La spesa sociale dunque non fu affatto “gonfiata”, né può essere definita eccessiva, ciò che ha causato direttamente l’aumento del disavanzo degli anni 80 è stata la mancanza di entrate adeguate ad una spesa sociale dignitosa.
Grafico 2: Confronto tra spesa al netto degli interessi in Italia e spesa al netto degli interessi in Europa.
Il principale fattore della mancanza di entrate adeguate è stato certamente l’evasione fiscale, questo elemento è caratteristico del sistema economico italiano ma, al contrario di quanto si possa pensare, non si riferisce solamente all’evasione prodotta dalle singole persone. A pesare più di tutto sulla mancanza di entrate fiscali adeguate è stato, ed è tuttora, l’evasione procurata dai redditi imprenditoriali e da capitale che già nel 1980 si aggirava intorno al 60 %.
L’aumento del disavanzo dunque si legava sempre di più con l’aumento del debito pubblico, che veniva utilizzato per colmare i vuoti causati dalla mancanza di entrate adeguate (basti pensare che nel 1985 la pressione fiscale in Italia era del 34,5% del Pil mentre la media europea era del 41% e la Francia era al 46%). L’aumento del debito pubblico, che come abbiamo detto stava di fatto sostituendo in parte la necessità di una lotta contro l’evasione dei redditi da capitale, veniva usato come pretesto per scatenare la battaglia ideologica neoliberista contro il ruolo redistributore dello stato e contro l’aumento dei servizi sociali.
Ma le scarse entrate fiscali non sono l’unica spiegazione dell’aumento del debito pubblico negli anni 80 e nei primi anni 90. Prima della crisi degli anni 70 il debito pubblico era finanziato con l’emissione di moneta da parte della banca centrale. Dal 1975 la Banca d’Italia era obbligata a comprare i titoli di stato rimasti invenduti, di conseguenza il debito era finanziato da un’istituzione pubblica, all’inizio degli anni 80 però si consumò la separazione tra il Ministero del Tesoro e la Banca d’Italia e si concluse il periodo del finanziamento obbligatorio del debito. A sostituirsi al creditore pubblico furono dei creditori privati, in particolare banche e compagnie di assicurazione. I governi di allora avevano quindi scelto di affidare il debito pubblico a dei soggetti privati, interessati ovviamente a massimizzare i propri profitti finanziari.

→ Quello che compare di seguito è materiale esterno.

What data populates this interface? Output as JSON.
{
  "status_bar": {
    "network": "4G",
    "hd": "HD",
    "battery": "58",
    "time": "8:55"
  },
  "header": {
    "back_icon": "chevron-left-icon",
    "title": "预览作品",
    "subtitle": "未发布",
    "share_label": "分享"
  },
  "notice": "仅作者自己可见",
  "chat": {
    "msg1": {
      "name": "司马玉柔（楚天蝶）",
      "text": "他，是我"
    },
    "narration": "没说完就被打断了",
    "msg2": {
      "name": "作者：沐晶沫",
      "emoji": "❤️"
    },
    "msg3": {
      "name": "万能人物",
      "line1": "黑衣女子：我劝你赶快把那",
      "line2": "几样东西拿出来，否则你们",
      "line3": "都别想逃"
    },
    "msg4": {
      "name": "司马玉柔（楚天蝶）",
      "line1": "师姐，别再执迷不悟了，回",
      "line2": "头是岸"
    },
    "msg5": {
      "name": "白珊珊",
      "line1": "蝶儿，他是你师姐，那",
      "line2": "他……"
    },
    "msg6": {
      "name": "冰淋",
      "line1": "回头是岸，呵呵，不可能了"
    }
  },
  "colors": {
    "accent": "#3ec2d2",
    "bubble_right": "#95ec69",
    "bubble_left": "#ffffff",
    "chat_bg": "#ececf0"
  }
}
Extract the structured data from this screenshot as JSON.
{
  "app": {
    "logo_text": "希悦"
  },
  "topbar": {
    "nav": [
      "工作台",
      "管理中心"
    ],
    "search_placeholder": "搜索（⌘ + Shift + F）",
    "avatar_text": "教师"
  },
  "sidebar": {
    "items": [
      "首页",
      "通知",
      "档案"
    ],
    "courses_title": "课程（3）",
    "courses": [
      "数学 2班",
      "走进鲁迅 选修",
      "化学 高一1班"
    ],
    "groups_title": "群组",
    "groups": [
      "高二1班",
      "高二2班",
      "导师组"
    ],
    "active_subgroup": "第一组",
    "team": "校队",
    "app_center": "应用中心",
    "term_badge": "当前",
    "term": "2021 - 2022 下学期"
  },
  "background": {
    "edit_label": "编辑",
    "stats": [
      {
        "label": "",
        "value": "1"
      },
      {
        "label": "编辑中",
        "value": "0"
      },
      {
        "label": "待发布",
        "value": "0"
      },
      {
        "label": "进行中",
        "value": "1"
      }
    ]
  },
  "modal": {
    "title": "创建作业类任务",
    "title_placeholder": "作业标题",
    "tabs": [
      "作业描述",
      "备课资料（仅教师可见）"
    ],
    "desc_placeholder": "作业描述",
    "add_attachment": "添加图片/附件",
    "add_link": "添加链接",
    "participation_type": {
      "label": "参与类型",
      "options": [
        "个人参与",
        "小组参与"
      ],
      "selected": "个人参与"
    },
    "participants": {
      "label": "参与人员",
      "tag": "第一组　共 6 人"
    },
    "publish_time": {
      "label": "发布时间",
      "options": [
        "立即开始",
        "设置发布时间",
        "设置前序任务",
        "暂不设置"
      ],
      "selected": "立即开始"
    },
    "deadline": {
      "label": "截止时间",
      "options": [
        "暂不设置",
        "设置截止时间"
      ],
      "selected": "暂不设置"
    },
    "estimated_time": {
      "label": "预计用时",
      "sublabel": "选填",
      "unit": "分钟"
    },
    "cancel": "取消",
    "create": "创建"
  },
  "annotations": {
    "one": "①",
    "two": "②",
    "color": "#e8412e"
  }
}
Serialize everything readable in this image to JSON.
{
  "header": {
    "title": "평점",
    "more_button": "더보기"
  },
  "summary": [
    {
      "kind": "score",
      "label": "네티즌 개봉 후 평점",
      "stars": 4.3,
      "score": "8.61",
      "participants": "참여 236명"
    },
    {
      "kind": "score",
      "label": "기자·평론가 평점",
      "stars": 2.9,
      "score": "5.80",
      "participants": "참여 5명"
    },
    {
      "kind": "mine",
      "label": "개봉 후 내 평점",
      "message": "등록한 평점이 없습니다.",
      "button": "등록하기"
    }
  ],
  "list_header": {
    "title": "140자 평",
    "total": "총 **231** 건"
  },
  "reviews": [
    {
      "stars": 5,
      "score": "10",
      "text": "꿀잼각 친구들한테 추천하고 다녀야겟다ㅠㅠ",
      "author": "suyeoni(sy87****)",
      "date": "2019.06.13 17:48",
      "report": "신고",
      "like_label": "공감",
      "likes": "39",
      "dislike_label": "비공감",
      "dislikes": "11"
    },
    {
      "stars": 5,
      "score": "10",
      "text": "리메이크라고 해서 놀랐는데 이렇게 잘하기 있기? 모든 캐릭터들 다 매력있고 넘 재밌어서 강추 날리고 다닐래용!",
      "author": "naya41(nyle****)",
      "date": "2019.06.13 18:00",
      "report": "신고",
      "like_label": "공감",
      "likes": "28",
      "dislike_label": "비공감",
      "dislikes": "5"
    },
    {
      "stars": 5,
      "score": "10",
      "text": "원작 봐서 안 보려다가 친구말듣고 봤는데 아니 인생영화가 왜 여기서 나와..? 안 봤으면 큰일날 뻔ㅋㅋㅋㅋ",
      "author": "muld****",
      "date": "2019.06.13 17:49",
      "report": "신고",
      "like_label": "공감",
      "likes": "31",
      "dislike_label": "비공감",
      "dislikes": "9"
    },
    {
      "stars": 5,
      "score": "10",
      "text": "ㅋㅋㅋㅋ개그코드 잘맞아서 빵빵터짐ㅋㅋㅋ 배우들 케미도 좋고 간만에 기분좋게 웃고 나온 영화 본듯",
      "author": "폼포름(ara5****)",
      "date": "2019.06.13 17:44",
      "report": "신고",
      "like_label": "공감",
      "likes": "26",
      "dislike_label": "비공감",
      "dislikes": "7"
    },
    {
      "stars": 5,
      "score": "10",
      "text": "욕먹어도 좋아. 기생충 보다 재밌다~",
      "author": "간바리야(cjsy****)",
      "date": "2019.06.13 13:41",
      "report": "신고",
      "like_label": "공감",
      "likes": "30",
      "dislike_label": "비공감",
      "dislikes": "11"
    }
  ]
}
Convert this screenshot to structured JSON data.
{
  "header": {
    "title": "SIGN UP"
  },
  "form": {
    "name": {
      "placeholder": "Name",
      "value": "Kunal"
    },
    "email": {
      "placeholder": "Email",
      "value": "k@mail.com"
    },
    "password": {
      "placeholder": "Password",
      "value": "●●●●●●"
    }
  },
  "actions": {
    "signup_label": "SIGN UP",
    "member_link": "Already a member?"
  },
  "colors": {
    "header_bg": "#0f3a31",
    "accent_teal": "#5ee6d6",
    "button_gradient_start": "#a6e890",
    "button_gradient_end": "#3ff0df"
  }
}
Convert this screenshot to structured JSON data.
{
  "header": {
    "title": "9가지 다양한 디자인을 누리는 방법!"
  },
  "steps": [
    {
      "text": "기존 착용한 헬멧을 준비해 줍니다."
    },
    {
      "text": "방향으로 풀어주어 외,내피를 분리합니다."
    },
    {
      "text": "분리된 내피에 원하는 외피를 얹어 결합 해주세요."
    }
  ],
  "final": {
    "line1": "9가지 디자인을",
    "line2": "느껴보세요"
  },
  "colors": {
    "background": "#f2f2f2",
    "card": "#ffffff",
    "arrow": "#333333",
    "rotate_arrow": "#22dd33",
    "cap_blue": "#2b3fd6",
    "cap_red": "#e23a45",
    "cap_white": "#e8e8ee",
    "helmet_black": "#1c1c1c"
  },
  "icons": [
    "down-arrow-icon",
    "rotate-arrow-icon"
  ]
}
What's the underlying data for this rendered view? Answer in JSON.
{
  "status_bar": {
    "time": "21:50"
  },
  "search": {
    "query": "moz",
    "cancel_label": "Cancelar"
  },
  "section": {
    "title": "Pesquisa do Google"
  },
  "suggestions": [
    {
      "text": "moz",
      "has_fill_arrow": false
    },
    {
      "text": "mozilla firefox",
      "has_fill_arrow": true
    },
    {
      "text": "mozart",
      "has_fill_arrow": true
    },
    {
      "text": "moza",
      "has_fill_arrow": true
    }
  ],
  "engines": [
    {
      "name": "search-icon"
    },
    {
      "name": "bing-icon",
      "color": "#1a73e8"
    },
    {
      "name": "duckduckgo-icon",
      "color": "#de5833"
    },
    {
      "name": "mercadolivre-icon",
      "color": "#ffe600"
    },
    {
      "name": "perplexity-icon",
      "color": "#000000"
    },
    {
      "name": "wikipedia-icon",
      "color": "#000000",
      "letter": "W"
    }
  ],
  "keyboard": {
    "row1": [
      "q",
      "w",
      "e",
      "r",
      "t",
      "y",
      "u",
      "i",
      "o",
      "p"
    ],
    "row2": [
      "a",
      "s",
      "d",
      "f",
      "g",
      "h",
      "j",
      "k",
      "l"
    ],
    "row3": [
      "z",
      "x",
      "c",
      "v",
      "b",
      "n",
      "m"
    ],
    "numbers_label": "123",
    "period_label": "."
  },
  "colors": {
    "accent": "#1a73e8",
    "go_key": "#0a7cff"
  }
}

L’obiettivo degli investitori privati che decidevano di acquistare i titoli di stato italiani era infatti palese, basti pensare che già nel 1985 oltre il 40% era posseduto da banche e istituti di credito. Un altro elemento su cui riflettere è il fatto che, in poco tempo, l’acquisto dei bot people diventò un meccanismo di elusione “legale” del fisco da parte delle grandi imprese. Aziende come la Fiat o l’Olivetti infatti nel 1984 ottenevano rispettivamente il 57% e il 64% dei loro utili dagli interessi sui titoli di stato, il meccanismo che veniva messo in campo era abbastanza complesso ma efficace: le imprese infatti ottenevano dalla banche dei prestiti per acquistare bot e cct, alla fine dell’anno avrebbero dunque inserito nei bilanci degli interessi passivi (dovuti al fatto che erano prestiti bancari), l’inserimento di questa voce riduceva l’utile imponibile, mentre quelli che venivano segnalati come interessi attivi erano principalmente i titoli di stato, che però erano totalmente esenti da qualsiasi tipo di imposta. Un modo efficace per evadere il fisco e ridurre ulteriormente le entrate della collettività.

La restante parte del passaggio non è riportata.